Behrend and Gannon students joined forces to translate signs into Arabic, Nepali, Spanish, Swahili, Vietnamese, and traditional and simplified Chinese.
The first multilingual signs the company installed featured a daily safety checklist printed in nine languages. The signs are posted at every workstation.
Pittsburgh delays its bag ban
Pittsburgh is delaying a plastic retail bag ban that was set to go into effect in about two weeks.
The Pittsburgh City Council voted unanimously to ban single-use plastic bags on April 14, 2022, with implantation to begin exactly one year later. But on March 23, the city announced the date would move to Oct. 14 to give it more time to update legislation. The changes will require the city to launch and maintain a website page dedicated to public information on the project; direct the Department of Public Works to develop and share lists of where retailers can access paper bags and reusable plastic bags; and create a framework for the city to issue warnings and escalating fines for noncompliance.
It is not, however, abandoning the concept.
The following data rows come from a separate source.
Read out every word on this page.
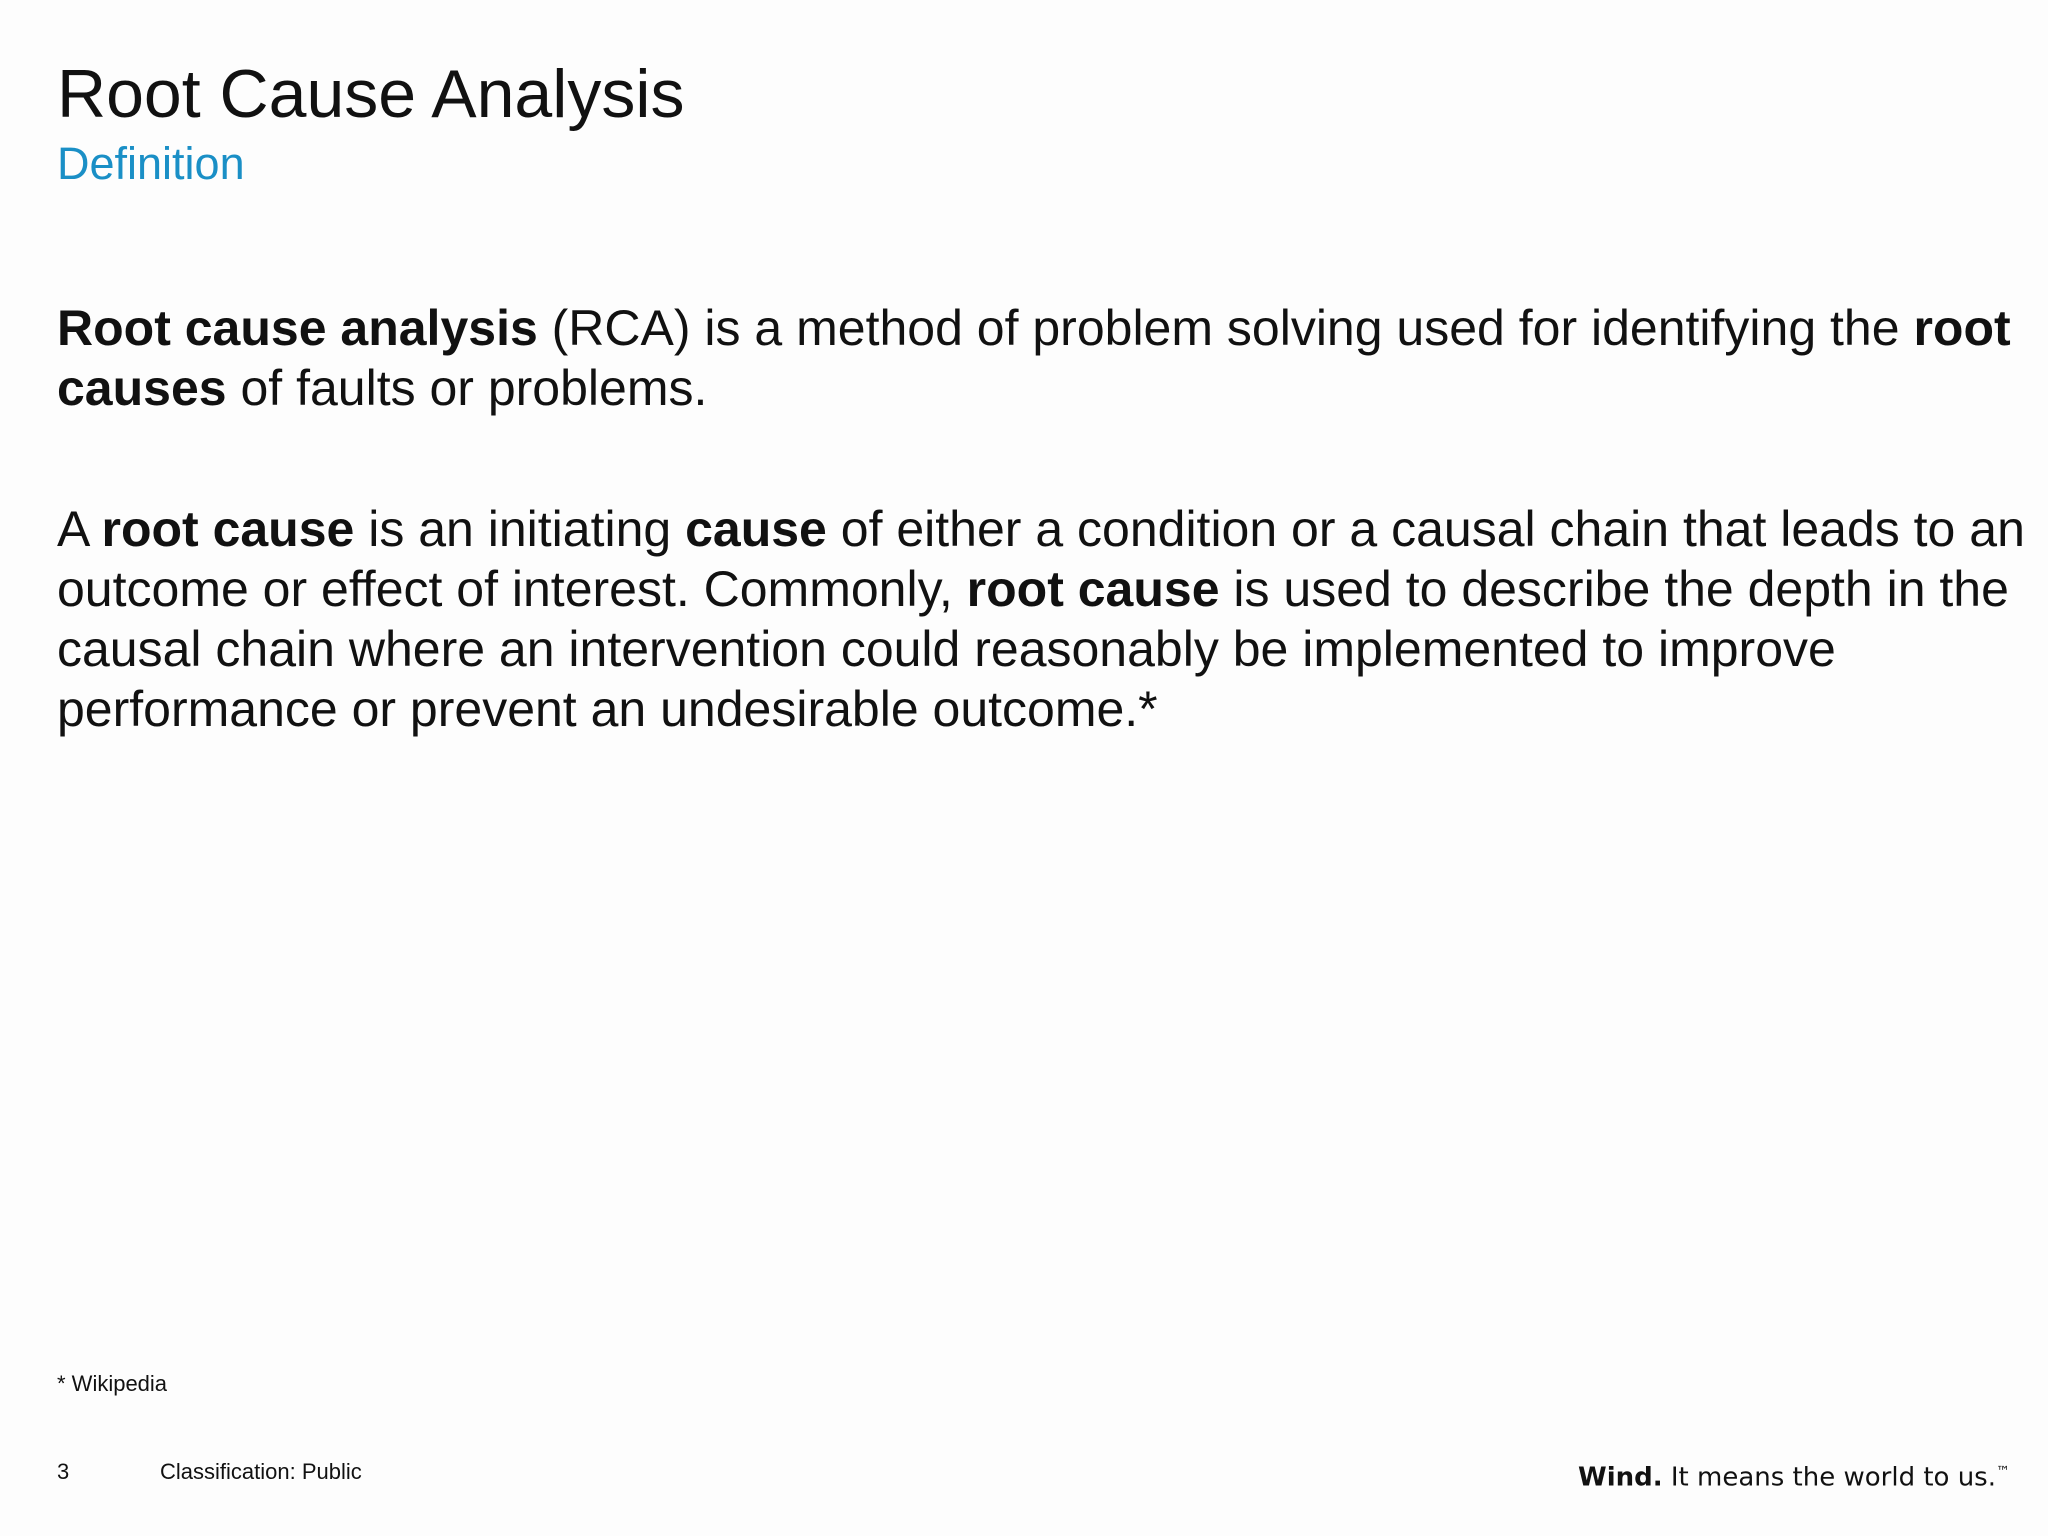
Root Cause Analysis
Definition

Root cause analysis (RCA) is a method of problem solving used for identifying the root causes of faults or problems.

A root cause is an initiating cause of either a condition or a causal chain that leads to an outcome or effect of interest. Commonly, root cause is used to describe the depth in the causal chain where an intervention could reasonably be implemented to improve performance or prevent an undesirable outcome.*

* Wikipedia
3	Classification: Public	Wind. It means the world to us.™
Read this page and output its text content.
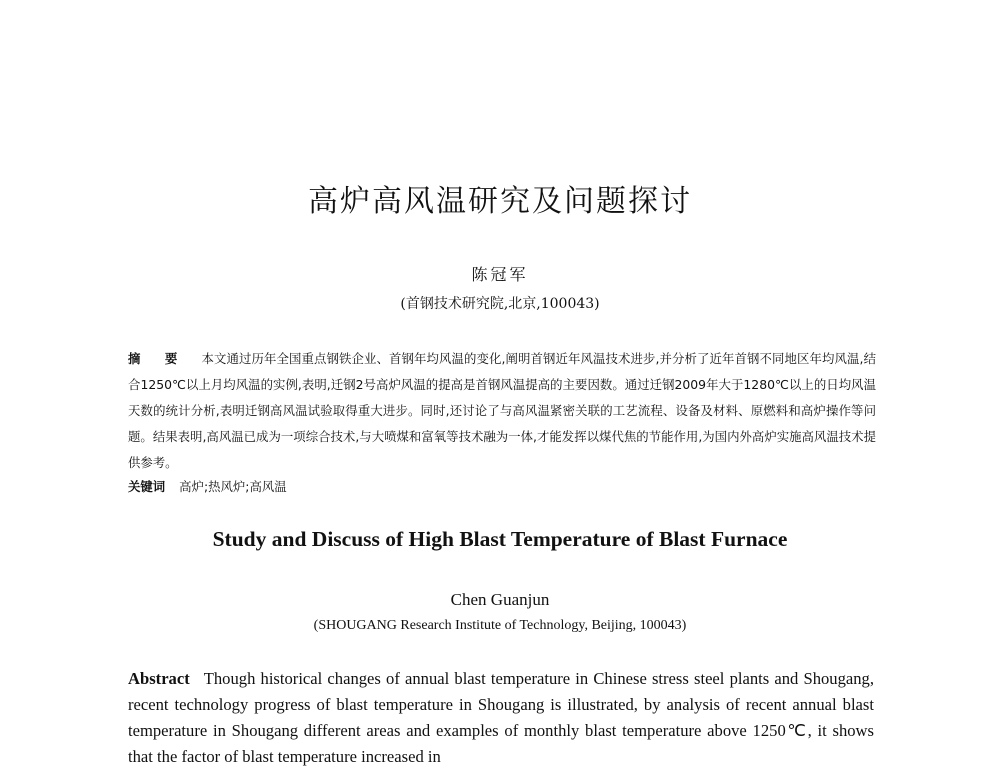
高炉高风温研究及问题探讨
陈冠军
(首钢技术研究院,北京,100043)
摘 要 本文通过历年全国重点钢铁企业、首钢年均风温的变化,阐明首钢近年风温技术进步,并分析了近年首钢不同地区年均风温,结合1250℃以上月均风温的实例,表明,迁钢2号高炉风温的提高是首钢风温提高的主要因数。通过迁钢2009年大于1280℃以上的日均风温天数的统计分析,表明迁钢高风温试验取得重大进步。同时,还讨论了与高风温紧密关联的工艺流程、设备及材料、原燃料和高炉操作等问题。结果表明,高风温已成为一项综合技术,与大喷煤和富氧等技术融为一体,才能发挥以煤代焦的节能作用,为国内外高炉实施高风温技术提供参考。
关键词 高炉;热风炉;高风温
Study and Discuss of High Blast Temperature of Blast Furnace
Chen Guanjun
(SHOUGANG Research Institute of Technology, Beijing, 100043)
Abstract Though historical changes of annual blast temperature in Chinese stress steel plants and Shougang, recent technology progress of blast temperature in Shougang is illustrated, by analysis of recent annual blast temperature in Shougang different areas and examples of monthly blast temperature above 1250℃, it shows that the factor of blast temperature increased in
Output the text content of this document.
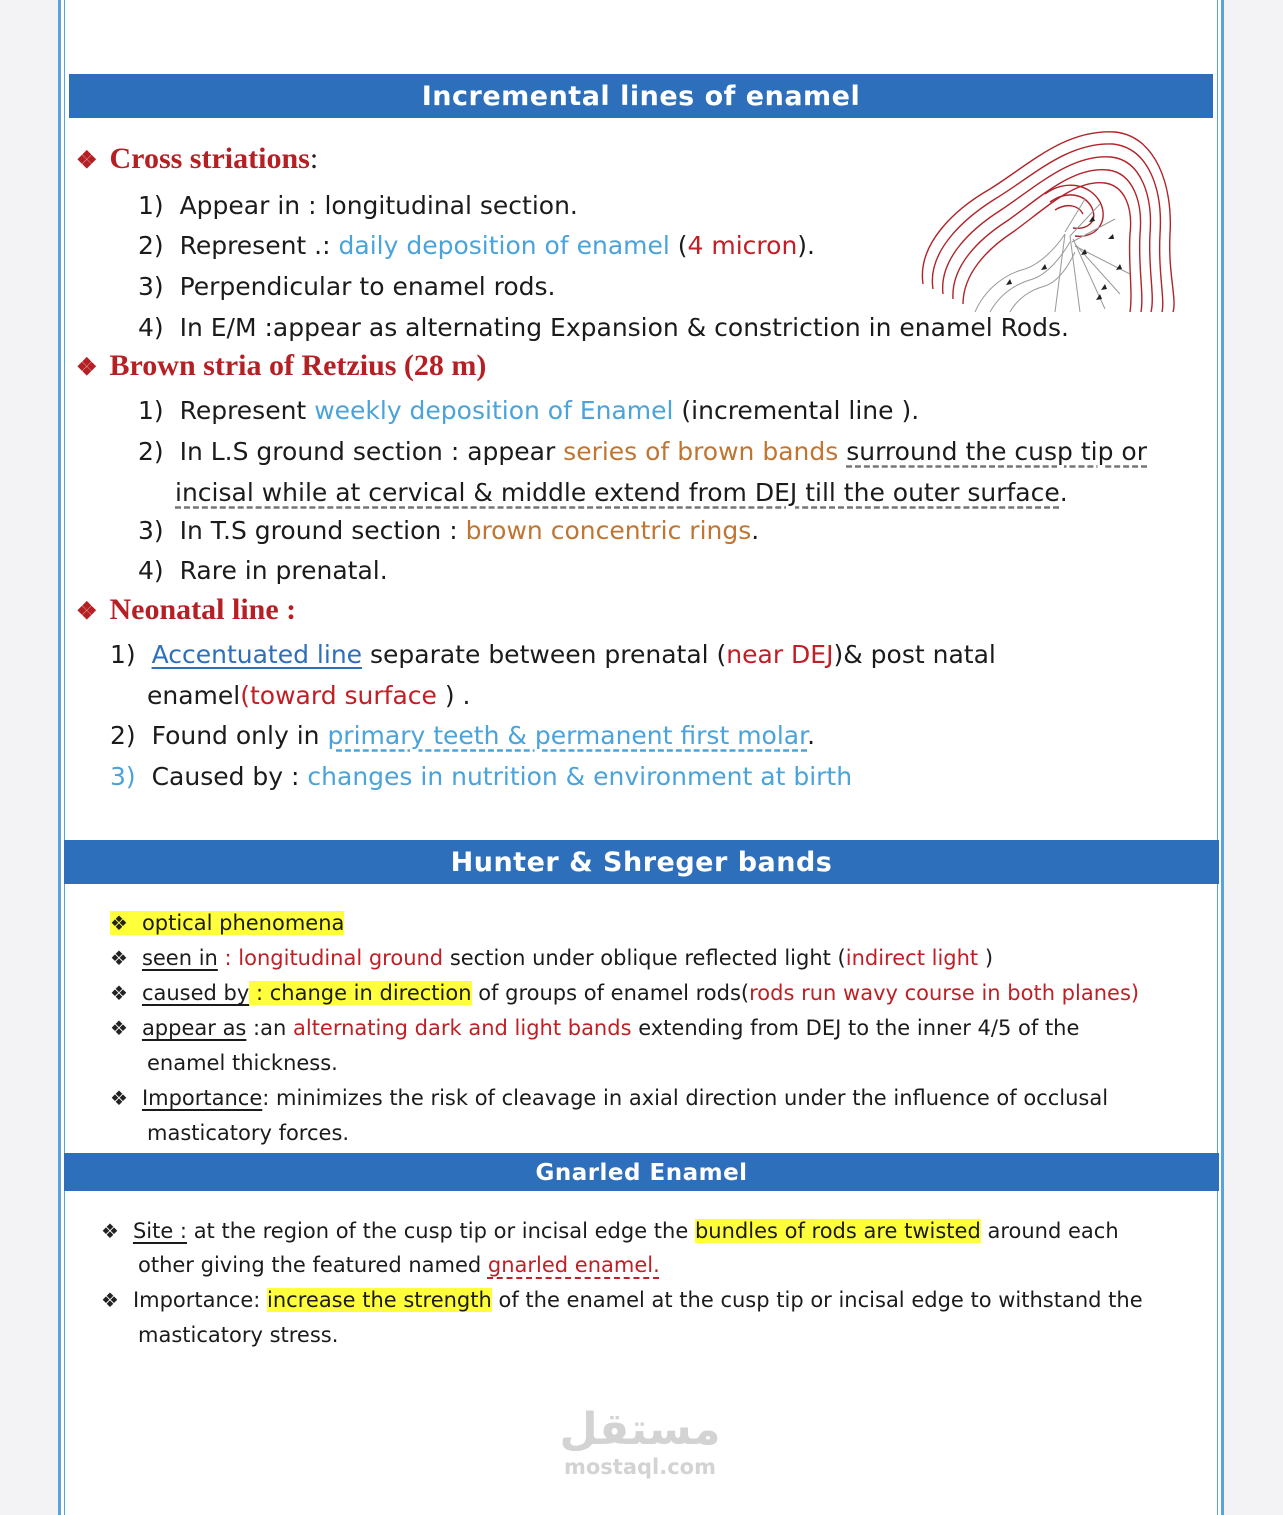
Incremental lines of enamel
❖ Cross striations:
1) Appear in : longitudinal section.
2) Represent .: daily deposition of enamel (4 micron).
3) Perpendicular to enamel rods.
4) In E/M :appear as alternating Expansion & constriction in enamel Rods.
❖ Brown stria of Retzius (28 m)
1) Represent weekly deposition of Enamel (incremental line ).
2) In L.S ground section : appear series of brown bands surround the cusp tip or
incisal while at cervical & middle extend from DEJ till the outer surface.
3) In T.S ground section : brown concentric rings.
4) Rare in prenatal.
❖ Neonatal line :
1) Accentuated line separate between prenatal (near DEJ)& post natal
enamel(toward surface ) .
2) Found only in primary teeth & permanent first molar.
3) Caused by : changes in nutrition & environment at birth
Hunter & Shreger bands
❖ optical phenomena
❖ seen in : longitudinal ground section under oblique reflected light (indirect light )
❖ caused by : change in direction of groups of enamel rods(rods run wavy course in both planes)
❖ appear as :an alternating dark and light bands extending from DEJ to the inner 4/5 of the
enamel thickness.
❖ Importance: minimizes the risk of cleavage in axial direction under the influence of occlusal
masticatory forces.
Gnarled Enamel
❖ Site : at the region of the cusp tip or incisal edge the bundles of rods are twisted around each
other giving the featured named gnarled enamel.
❖ Importance: increase the strength of the enamel at the cusp tip or incisal edge to withstand the
masticatory stress.
مستقل
mostaql.com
“This extra time will allow us to do the work to be able to enact this policy with proper guidance for everyone in order to make this as smooth as possible for all of us,” Mayor Ed Gainey said in a news release.
An all-clear for Philadelphia water
Philadelphia officials have ended public advisories about water quality following a March 24 latex emulsion spill from a Trinseo plant in Bristol, Pa., just 13 miles from one of the city’s water intake pipes. The city has concluded the water remains safe to drink. The spill initially prompted the city to advise residents to drink only bottled water, but it later changed that message to note it was monitoring the quality.
The city says the intake valve on the Delaware River is one of three to supply residents. The others take water from the Schuylkill River.
The chemical plant is operated by Altuglas LLC, a Trinseo subsidiary.
On March 28, Philadelphia officials said “no contaminants have been found in [the] water system at any point since the spill.”